Arrêtez de vous répéter cette petite phrase : un psy explique comment elle pourrit votre confiance depuis l’enfance
© Reworld Media
Depuis l’enfance, une même question toxique revient à chaque faux pas et érode la confiance. Un psychologue décrypte son origine et montre comment s’en libérer pas à pas.
Un dossier rendu en retard, un message oublié, un plat brûlé… et cette petite phrase qui résonne aussitôt : « De toute façon, pourquoi tu n’arrives jamais à faire les choses correctement ? ». Cette question toxique revient parfois depuis si longtemps qu’elle semble normale, comme un commentaire de fond qui accompagne chaque faux pas.
Pour les psychologues, il ne s’agit pas d’un simple manque de confiance, mais d’un réflexe d’auto-invalidation : vous transformez chaque erreur en preuve que vous seriez « nul » ou incapable. Sur Instagram, la psychologue Julie Smith propose de se demander : « si vous parliez à vos amis de la même manière avec laquelle vous vous adressez à vous-même, resteraient-ils vos amis ? ». De quoi donner envie de remonter à l’origine de cette voix.
Cette question toxique qui abîme votre confiance au quotidien
Cette phrase intérieure prend souvent différentes formes : « Je rate tout », « Je ne suis bon à rien », « Je gâche toujours tout ». Peu importe la variante, elle fonctionne comme un jugement définitif. La pensée tout-ou-rien efface les nuances : soit c’est parfait, soit c’est catastrophique. Un dossier rendu avec un jour de retard devient alors la preuve que vous seriez, globalement, un échec.
Au fil du temps, cette boucle mentale épuise. Elle nourrit la peur de l’échec, la procrastination et parfois le renoncement avant même d’essayer. Pour Aaron Beck, fondateur de la thérapie cognitive et comportementale, il s’agit d’un simple « bug » de pensée : un raccourci automatique, appris très tôt, qui ne décrit pas la réalité mais finit par la diriger.
Des critiques d’enfance à la petite voix qui vous juge tout le temps
Ce réflexe trouve souvent ses racines dans l’enfance. Remarques cinglantes, comparaisons avec un frère « plus calme » ou une sœur « plus douée », bulletins scolaires commentés à voix haute… À force d’entendre que l’autre fait mieux, plus vite, plus propre, l’enfant adopte la croyance qu’il n’est jamais assez bien. Devenu adulte, il continue de se parler exactement comme ces adultes d’autrefois.
Le problème, c’est que cette sévérité permanente ressemble à une relation toxique avec soi-même. « La mauvaise nouvelle est que si votre récit interne ressemble davantage à un harceleur qu’à un ami, il aura des conséquences négatives sur votre bien-être, affirme Julie Smith. Mais la bonne nouvelle, c’est que vous avez plus de pouvoir pour le changer que vous ne le pensez. » citée par Psychologies. « Il peut être difficile de faire preuve d’autocompassion – même lorsque l’on fait preuve de compassion envers les autres – parce que nous avons tendance à avoir des attentes plus élevées envers nous-mêmes », reconnaît Elizabeth Fedrick, psychothérapeute.
Les gestes concrets pour déprogrammer cette question toxique
La TCC invite à repérer la situation déclencheuse : une remarque au travail, un oubli, un conflit.
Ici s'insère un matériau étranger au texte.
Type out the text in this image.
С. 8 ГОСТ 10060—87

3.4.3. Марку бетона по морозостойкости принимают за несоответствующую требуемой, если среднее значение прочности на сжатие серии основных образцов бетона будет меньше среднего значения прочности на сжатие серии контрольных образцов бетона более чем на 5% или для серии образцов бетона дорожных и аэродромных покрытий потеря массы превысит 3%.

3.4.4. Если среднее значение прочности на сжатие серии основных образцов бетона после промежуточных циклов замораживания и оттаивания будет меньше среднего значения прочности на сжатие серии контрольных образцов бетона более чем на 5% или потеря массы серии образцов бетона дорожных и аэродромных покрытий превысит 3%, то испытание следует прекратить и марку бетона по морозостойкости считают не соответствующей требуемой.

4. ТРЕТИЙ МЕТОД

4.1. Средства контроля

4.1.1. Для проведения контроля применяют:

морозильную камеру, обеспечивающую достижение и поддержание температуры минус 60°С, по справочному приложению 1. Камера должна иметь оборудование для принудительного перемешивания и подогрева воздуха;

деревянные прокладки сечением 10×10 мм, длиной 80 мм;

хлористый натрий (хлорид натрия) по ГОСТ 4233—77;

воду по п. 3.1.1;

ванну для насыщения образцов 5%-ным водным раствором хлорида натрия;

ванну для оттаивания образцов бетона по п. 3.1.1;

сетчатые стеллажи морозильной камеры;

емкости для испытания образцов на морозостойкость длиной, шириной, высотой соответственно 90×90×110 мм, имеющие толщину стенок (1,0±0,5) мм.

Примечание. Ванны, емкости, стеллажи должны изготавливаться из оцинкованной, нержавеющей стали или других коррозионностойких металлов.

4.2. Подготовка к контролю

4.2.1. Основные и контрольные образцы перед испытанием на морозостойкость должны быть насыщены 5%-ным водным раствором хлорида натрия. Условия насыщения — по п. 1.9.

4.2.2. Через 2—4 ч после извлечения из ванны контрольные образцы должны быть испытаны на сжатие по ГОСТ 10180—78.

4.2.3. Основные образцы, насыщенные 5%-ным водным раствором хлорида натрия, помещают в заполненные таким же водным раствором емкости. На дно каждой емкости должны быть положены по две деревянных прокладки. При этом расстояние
Notez-la dans un carnet à quatre colonnes, puis ajoutez la pensée automatique, l’émotion ressentie et enfin une version plus juste, par exemple : « J’ai fait une erreur sur ce dossier, mais j’en réussis beaucoup d’autres au quotidien ». Ce type d’exercice rappelle qu’un échec ponctuel ne définit jamais toute votre personne.
Dernier levier : remplacer le ton du juge par celui d’un ami. Demandez-vous comment vous parleriez à quelqu’un que vous aimez dans cette situation, puis utilisez ces mots pour vous. Peu à peu, la nouvelle voix prend la place de l’ancienne et une vraie autocompassion peut enfin s’installer.
Sources
En bref
- La psychologue Julie Smith décrit cette question toxique héritée des critiques d’enfance, qui ressurgit à chaque oubli ou défaut et alimente un dialogue impitoyable.
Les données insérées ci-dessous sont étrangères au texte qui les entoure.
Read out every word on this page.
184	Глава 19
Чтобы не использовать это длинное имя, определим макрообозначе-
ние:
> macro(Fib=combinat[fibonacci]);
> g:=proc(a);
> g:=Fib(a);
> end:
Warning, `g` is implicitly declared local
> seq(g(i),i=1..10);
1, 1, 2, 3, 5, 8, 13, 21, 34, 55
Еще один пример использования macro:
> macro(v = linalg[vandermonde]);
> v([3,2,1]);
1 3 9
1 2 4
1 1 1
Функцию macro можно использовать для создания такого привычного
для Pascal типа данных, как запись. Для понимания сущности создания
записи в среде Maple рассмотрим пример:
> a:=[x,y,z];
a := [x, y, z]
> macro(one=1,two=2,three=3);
- La thérapie cognitive et comportementale l’analyse comme une auto‑invalidation et invite à observer cette pensée, la noter puis la confronter à des preuves.
- Un travail d’autocompassion permet progressivement de transformer cette voix de juge intérieur en soutien bienveillant, ouvrant un rapport différent à l’échec et aux imperfections.